Rektor STT Amanat Agung Jakarta
Sekolah Teologi atau seminari pada umumnya dikenal sebagai suatu lembaga pendidikan teologi yang memiliki tujuan utama untuk mengajar dan mempersiapkan orangorang yang menjawab panggilan Tuhan untuk menjadi rohaniwan penuh waktu. Mereka yang lulus ini akan melayani sebagai rohaniwan-rohaniwan di berbagai tempat dan berbagai jenis ladang pelayanan (gereja, lembaga misi, yayasan kristen, sekolah Kristen, Sekolah Teologi, atau lembaga-lembaga kristen lainnya).
Ada tiga kategori Sekolah Teologi: (1) Sekolah Teologi yang “denominational,” yakni yang eksis melayani suatu kelompok keagamaan tertentu dengan melatih para rohaniwan dan pemimpin gerejanya. Teologi dan agenda dari denominasi itu biasanya mendominasi kehidupan sekolah tersebut. (2) Sekolah Teologi yang berada di bawah suatu universitas (“university-based”), yakni yang eksis berdampingan dengan berbagai jurusan lainnya di universitas tersebut. (3) Sekolah Teologi yang “independent,” yakni yang pada umumnya eksis untuk melayani atau terkait dengan suatu “movement” tertentu (mis: gerakan Injili, gerakan ekumenikal, dsb).
Selain itu, dilihat dari macam pendidikan yang diberikan, ada dua macam Sekolah Teologi: (1) Sekolah Teologi yang hanya menjadi tempat belajar teologi dan pengetahuan-pengetahuan terkait lainnya, dimana para mahasiswa hanya dituntut untuk menyelesaikan berbagai tuntutan akademis yang memang disyaratkan (mis: mengikuti kuliah, menulis makalah, mengerjakan tugas-tugas lain yang terkait dengan mata kuliah, mengikuti ujian, menulis skripsi/tesis, dsb).

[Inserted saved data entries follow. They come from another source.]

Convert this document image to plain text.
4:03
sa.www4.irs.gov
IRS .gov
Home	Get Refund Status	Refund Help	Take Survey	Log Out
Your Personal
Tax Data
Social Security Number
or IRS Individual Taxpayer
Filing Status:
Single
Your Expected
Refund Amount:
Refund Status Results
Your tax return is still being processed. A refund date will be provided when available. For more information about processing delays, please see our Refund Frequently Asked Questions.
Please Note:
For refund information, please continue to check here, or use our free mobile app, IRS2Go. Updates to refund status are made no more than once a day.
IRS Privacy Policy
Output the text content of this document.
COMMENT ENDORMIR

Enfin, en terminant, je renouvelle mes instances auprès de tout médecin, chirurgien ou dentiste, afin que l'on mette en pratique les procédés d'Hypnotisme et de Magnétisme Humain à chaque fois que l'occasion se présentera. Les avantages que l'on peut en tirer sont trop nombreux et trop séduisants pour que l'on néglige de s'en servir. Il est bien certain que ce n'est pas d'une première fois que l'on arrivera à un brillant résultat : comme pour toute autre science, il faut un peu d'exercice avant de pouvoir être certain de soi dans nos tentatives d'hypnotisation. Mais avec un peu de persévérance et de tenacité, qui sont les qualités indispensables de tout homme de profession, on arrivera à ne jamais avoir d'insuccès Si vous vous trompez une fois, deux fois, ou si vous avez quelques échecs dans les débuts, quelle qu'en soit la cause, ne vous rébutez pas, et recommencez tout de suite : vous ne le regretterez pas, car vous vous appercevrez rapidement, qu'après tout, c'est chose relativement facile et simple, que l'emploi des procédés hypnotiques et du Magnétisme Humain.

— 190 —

Berbagai kegiatan dan tugas non-akademis lainnya yang diadakan di sekolah tersebut hanya bersifat “optional” bagi para mahasiswa. Bahkan mungkin tidak ada latihan untuk kerja praktek yang diatur Sekolah Teologi bagi para calon rohaniwan. Tidak sedikit Sekolah-sekolah Teologi yang demikian masih mengijinkan para calon rohaniwan untuk
tetap bisa bekerja penuh waktu di luar. (2) Sekolah Teologi yang bukan hanya mengajar teologi dan pengetahuan-pengetahuan terkait lainnya, tetapi yang juga mempersiapkan para mahasiswa (khususnya yang mempersiapkan diri menjadi rohaniwan penuh waktu) dalam pembentukan rohani, karakter, skill pelayanan, relasi, dan sebagainya. Biasanya Sekolah-sekolah Teologi seperti ini mensyaratkan para calon rohaniwan itu untuk berfokus sepenuhnya pada pendidikan di kampus, dalam arti mereka tidak diijinkan untuk bekerja di luar kampus1.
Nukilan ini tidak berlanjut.